Book Excerpt (via the NYT):
The model simulations analyzed by Seager and his team showed the Southwest to be drying out “for a different reason, and that different reason is just a simple consequence of warming up.” Seager explains that when Earth’s surface and its atmosphere warm up, two things happen. One is the intensification of the hydrologic cycle: warmer air holds more water vapor; more vapor converges in wet regions, and it rains more there. “The pattern of water vapor transport intensifies. That makes dry regions drier and wet regions wetter. So that’s part of why the Southwest dries, because it’s already in one of these places where important parts of the atmosphere circulation take moisture away.” The other reason Seager cites is the expansion of the subtropical subsidence zone, where the dry, downwelling air of the Hadley cell returns to the surface of the land.
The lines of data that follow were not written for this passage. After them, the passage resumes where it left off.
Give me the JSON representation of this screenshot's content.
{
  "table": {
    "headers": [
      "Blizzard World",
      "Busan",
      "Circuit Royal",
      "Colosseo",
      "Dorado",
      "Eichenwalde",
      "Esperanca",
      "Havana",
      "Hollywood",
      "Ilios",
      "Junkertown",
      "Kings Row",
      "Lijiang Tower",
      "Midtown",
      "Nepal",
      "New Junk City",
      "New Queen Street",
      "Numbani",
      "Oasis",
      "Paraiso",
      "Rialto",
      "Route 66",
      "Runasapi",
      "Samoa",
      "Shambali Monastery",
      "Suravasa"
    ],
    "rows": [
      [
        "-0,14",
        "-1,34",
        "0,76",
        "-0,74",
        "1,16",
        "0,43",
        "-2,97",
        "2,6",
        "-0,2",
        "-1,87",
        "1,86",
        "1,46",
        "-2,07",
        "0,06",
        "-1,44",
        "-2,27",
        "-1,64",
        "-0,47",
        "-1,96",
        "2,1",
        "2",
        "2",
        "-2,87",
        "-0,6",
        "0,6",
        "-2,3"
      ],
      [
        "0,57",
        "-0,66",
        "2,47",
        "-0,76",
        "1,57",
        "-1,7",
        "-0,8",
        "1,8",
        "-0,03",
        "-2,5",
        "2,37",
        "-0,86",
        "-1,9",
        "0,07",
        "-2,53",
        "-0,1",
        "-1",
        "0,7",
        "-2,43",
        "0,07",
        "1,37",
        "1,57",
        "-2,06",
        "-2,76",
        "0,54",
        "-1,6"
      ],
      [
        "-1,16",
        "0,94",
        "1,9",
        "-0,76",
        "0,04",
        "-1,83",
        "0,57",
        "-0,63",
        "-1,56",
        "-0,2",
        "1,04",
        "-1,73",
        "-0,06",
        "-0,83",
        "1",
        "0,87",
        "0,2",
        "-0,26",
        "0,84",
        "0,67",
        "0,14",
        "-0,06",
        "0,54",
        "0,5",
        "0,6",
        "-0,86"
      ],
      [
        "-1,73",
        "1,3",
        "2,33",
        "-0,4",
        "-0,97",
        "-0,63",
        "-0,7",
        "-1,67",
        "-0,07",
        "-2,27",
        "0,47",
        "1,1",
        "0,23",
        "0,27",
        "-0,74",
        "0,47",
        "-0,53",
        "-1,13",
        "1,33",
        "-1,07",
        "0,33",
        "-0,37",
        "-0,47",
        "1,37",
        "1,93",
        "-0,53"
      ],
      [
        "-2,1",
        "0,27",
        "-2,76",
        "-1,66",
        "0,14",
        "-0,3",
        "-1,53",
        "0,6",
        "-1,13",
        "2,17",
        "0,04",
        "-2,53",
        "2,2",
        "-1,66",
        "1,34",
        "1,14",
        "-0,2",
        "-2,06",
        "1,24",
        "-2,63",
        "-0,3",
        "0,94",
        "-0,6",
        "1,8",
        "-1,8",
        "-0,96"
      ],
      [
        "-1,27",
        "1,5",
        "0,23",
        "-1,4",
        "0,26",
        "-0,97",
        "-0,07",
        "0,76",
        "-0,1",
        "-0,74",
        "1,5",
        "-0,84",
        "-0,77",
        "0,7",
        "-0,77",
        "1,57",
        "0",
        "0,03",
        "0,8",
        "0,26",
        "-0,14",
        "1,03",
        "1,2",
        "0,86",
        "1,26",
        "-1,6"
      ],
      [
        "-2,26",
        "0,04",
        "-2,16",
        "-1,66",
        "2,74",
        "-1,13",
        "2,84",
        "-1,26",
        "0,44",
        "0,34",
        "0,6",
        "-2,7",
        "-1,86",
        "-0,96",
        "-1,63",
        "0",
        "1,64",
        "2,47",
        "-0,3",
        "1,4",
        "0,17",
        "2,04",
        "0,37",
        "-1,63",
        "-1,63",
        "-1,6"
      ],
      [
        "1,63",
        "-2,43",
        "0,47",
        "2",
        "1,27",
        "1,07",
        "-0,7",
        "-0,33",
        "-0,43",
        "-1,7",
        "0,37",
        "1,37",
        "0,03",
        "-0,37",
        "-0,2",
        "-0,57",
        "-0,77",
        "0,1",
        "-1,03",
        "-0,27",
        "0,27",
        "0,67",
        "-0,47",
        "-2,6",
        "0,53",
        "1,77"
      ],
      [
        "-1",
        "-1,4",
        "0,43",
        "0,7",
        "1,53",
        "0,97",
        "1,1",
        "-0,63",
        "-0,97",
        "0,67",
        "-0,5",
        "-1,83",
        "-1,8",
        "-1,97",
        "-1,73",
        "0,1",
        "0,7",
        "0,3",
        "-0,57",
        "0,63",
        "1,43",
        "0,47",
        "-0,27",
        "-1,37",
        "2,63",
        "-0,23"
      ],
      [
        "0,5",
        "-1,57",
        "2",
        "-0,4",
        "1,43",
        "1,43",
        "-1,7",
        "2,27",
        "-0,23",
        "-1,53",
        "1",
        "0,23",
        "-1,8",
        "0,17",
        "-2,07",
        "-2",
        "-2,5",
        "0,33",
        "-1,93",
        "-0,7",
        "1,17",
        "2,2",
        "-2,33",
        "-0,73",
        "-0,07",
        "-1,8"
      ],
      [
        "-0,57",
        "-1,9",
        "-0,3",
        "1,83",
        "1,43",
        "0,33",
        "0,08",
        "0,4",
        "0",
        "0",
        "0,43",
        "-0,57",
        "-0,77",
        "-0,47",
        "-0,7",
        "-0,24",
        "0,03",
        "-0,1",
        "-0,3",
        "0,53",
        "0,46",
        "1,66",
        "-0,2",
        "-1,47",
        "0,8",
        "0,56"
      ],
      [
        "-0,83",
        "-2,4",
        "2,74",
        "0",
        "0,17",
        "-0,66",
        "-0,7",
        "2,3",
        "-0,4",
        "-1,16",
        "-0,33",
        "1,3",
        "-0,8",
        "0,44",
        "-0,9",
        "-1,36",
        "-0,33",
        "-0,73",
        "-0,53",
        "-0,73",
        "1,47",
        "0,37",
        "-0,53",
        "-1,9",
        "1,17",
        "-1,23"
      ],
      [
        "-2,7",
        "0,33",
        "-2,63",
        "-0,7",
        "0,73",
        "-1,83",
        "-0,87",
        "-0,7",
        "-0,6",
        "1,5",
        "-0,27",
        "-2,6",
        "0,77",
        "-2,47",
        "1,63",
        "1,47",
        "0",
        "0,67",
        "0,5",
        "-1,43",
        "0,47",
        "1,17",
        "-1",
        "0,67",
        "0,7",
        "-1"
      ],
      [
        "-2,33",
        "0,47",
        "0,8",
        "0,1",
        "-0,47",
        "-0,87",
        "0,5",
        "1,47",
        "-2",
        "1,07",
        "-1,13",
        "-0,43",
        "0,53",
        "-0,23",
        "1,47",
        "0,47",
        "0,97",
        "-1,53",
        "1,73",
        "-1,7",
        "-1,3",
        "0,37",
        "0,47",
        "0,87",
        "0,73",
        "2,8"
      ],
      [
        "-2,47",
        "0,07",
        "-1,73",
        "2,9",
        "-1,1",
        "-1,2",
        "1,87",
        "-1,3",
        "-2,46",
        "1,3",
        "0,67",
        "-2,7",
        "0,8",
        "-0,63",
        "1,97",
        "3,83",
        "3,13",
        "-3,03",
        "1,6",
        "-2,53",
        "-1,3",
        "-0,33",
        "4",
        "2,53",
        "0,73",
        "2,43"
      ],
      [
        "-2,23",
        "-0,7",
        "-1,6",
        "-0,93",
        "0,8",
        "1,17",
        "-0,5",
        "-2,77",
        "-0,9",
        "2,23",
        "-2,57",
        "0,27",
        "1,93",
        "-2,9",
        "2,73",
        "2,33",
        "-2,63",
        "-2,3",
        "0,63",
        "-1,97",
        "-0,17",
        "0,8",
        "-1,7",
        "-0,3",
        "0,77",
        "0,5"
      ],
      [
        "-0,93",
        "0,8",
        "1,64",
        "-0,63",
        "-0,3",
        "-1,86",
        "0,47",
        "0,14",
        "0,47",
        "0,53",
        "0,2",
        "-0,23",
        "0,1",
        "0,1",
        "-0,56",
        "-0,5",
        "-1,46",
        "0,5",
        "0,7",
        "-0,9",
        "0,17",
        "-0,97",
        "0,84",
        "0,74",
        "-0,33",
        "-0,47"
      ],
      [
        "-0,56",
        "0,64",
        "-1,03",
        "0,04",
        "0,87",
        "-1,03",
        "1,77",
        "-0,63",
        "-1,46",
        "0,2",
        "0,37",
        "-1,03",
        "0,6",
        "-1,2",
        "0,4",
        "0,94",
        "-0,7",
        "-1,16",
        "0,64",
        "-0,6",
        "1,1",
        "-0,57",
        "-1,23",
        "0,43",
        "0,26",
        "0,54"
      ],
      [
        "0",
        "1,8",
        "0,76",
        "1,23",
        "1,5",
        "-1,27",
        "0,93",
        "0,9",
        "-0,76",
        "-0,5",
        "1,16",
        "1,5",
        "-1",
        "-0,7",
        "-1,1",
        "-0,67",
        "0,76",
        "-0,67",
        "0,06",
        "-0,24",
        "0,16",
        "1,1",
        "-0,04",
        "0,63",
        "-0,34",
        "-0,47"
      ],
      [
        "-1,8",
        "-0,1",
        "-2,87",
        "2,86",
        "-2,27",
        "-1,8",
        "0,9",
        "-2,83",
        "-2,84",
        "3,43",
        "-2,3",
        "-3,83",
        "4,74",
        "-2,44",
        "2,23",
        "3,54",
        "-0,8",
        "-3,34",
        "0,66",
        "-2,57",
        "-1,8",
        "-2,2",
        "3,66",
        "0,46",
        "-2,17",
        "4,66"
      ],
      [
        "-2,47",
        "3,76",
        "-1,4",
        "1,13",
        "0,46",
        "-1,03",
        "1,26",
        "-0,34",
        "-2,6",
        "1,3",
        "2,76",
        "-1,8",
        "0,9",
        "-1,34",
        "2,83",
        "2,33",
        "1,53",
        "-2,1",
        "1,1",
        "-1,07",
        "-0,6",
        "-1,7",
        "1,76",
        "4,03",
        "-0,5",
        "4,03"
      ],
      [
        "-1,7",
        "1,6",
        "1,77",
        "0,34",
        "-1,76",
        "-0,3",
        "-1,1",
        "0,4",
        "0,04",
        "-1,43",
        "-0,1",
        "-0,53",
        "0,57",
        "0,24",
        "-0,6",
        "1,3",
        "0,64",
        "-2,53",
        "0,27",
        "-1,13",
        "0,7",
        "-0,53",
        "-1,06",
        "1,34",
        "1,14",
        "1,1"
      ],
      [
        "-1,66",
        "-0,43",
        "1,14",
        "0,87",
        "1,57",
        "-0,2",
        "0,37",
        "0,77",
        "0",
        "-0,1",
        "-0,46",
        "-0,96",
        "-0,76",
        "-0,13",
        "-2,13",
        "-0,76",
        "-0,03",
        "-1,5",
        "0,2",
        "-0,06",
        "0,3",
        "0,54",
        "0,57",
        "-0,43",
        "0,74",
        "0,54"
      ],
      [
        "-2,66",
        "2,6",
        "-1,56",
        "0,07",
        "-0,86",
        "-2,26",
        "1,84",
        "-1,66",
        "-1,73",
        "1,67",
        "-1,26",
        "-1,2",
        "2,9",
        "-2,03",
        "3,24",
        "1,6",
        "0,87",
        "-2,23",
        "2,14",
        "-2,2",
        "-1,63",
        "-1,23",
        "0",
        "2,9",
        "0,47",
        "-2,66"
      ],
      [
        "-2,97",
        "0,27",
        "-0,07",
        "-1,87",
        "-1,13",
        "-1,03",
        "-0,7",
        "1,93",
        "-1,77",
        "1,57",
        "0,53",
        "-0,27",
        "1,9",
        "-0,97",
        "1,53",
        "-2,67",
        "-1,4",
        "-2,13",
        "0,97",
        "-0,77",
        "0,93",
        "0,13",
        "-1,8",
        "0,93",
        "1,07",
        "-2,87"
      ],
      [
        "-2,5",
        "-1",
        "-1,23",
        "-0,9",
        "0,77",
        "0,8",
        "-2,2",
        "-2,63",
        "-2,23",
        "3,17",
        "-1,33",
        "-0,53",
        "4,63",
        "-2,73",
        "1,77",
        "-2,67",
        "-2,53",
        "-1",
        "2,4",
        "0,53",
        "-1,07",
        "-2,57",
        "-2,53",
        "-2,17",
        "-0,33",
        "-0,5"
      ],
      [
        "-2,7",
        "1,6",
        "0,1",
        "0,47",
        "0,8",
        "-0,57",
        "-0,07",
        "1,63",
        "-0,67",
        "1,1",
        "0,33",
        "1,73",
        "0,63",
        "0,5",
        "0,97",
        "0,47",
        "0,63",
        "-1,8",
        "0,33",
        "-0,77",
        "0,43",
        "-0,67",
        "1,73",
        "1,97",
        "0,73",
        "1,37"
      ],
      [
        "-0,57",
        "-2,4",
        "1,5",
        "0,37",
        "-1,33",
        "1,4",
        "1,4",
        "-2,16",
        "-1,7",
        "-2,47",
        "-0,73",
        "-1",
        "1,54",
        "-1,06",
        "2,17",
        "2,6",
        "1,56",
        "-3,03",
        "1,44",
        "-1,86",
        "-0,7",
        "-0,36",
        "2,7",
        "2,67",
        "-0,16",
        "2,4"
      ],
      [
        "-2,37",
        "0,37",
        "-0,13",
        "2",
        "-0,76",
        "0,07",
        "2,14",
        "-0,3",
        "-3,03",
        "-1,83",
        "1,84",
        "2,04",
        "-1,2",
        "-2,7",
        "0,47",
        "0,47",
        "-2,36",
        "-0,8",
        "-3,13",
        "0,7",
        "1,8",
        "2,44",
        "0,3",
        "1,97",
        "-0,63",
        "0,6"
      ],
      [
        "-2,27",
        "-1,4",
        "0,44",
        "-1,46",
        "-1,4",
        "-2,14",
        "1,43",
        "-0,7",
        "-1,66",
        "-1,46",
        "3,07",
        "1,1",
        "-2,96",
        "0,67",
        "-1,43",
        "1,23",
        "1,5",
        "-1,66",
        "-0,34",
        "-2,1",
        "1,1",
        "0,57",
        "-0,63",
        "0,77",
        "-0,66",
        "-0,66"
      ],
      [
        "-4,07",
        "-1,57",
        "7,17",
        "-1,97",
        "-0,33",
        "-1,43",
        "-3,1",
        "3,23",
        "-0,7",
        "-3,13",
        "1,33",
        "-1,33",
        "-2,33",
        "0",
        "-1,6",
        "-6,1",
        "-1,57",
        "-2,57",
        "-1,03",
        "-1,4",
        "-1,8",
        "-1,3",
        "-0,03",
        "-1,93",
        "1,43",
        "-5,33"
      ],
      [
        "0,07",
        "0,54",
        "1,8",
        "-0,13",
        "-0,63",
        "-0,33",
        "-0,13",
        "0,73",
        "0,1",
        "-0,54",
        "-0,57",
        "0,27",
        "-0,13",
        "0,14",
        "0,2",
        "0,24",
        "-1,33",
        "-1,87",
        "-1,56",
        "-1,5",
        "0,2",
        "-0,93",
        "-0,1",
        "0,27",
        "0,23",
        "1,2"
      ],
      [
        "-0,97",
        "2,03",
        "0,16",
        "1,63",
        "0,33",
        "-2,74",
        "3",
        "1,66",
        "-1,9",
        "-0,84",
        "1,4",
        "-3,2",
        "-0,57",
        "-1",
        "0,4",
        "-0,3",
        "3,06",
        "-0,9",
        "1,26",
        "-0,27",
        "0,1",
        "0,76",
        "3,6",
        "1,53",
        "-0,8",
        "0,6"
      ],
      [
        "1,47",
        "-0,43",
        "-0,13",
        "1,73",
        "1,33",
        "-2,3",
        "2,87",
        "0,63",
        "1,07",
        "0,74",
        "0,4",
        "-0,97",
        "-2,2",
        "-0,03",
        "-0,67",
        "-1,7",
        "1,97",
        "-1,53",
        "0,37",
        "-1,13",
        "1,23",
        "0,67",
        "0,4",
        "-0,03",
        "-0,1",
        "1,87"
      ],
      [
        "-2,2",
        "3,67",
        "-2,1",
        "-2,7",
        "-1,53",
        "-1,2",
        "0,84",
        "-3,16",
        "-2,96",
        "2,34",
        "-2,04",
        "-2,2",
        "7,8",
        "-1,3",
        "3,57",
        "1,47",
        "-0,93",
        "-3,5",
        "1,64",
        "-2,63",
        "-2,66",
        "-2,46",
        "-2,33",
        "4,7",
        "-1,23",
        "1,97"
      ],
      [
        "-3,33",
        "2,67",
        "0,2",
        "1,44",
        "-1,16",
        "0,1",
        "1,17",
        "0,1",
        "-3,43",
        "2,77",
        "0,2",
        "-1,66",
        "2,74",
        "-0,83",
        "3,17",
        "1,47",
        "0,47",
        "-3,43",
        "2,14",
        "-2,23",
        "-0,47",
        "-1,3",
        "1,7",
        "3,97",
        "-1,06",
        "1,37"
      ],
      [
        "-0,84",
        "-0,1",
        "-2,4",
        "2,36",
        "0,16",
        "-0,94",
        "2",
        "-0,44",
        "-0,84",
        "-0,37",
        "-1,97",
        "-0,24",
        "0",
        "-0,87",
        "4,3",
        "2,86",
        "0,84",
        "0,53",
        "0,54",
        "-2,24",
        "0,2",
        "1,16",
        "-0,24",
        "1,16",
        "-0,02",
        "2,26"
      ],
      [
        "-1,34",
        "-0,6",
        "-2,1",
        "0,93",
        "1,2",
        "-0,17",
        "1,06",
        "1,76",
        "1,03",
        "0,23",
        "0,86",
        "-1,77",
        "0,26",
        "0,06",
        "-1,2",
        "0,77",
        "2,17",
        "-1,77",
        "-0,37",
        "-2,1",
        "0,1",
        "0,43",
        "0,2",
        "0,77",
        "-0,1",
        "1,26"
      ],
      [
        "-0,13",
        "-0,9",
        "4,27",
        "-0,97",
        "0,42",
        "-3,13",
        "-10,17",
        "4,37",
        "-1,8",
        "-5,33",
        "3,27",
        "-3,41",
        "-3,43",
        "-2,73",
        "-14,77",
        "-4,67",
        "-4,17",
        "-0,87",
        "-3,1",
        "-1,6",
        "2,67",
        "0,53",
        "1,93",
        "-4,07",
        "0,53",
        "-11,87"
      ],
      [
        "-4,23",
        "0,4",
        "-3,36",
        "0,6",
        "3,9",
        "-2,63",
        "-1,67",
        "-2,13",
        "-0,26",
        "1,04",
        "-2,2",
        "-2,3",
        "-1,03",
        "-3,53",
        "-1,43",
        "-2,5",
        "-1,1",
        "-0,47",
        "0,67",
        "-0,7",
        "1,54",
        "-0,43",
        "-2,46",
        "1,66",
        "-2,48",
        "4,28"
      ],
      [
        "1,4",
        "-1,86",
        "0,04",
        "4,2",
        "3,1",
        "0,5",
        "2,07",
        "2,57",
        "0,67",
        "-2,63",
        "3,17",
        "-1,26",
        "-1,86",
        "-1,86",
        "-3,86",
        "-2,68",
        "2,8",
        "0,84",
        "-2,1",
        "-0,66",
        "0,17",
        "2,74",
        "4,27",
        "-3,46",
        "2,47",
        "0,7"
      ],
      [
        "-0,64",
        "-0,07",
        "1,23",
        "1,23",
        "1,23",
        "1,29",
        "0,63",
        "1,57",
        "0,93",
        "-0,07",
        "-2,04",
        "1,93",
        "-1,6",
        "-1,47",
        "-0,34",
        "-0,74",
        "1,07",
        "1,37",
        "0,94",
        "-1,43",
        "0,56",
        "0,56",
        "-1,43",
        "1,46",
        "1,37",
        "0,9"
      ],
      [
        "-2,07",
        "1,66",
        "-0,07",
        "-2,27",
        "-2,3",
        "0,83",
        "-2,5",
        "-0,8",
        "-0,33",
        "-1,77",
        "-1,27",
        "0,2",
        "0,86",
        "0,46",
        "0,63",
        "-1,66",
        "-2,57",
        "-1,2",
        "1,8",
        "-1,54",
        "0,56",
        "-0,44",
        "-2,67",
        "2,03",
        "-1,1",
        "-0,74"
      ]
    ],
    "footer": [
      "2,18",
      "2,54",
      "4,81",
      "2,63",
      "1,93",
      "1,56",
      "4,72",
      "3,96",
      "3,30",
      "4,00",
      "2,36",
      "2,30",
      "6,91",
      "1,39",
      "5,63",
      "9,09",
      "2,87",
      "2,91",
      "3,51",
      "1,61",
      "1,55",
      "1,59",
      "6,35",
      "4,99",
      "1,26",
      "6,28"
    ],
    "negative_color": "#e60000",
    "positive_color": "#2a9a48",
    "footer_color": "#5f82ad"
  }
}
“And that’s not the same as what causes the natural droughts,” he concludes. “The cycle of natural dry periods and wet periods will continue, but they continue around a mean that gets drier. So the depths—the dry parts of the naturally occurring droughts—will be drier than we’re used to, and the wet parts won’t be as wet as we’re used to, because they’re both happen- ing around a mean state that gets drier and drier.” That new “mean state” is what he calls the new climatology of the Southwest, something similar to the Dust Bowl or the 1950s—a far cry from the anomalously wet period that ran from the late ’70s into the ’90s, which forms many people’s notion of what is “normal” for the region.
JR: For more on Seager’s work, see Seager et al. in Science (subs. req’d), which “predicted a permanent drought by 2050 throughout the Southwest” — levels of aridity comparable to the 1930s Dust Bowl would stretch from Kansas to California. And they were only looking at a 720 ppm of atmospheric CO2 concentrations by 2100. We’re on track for 1000 ppm.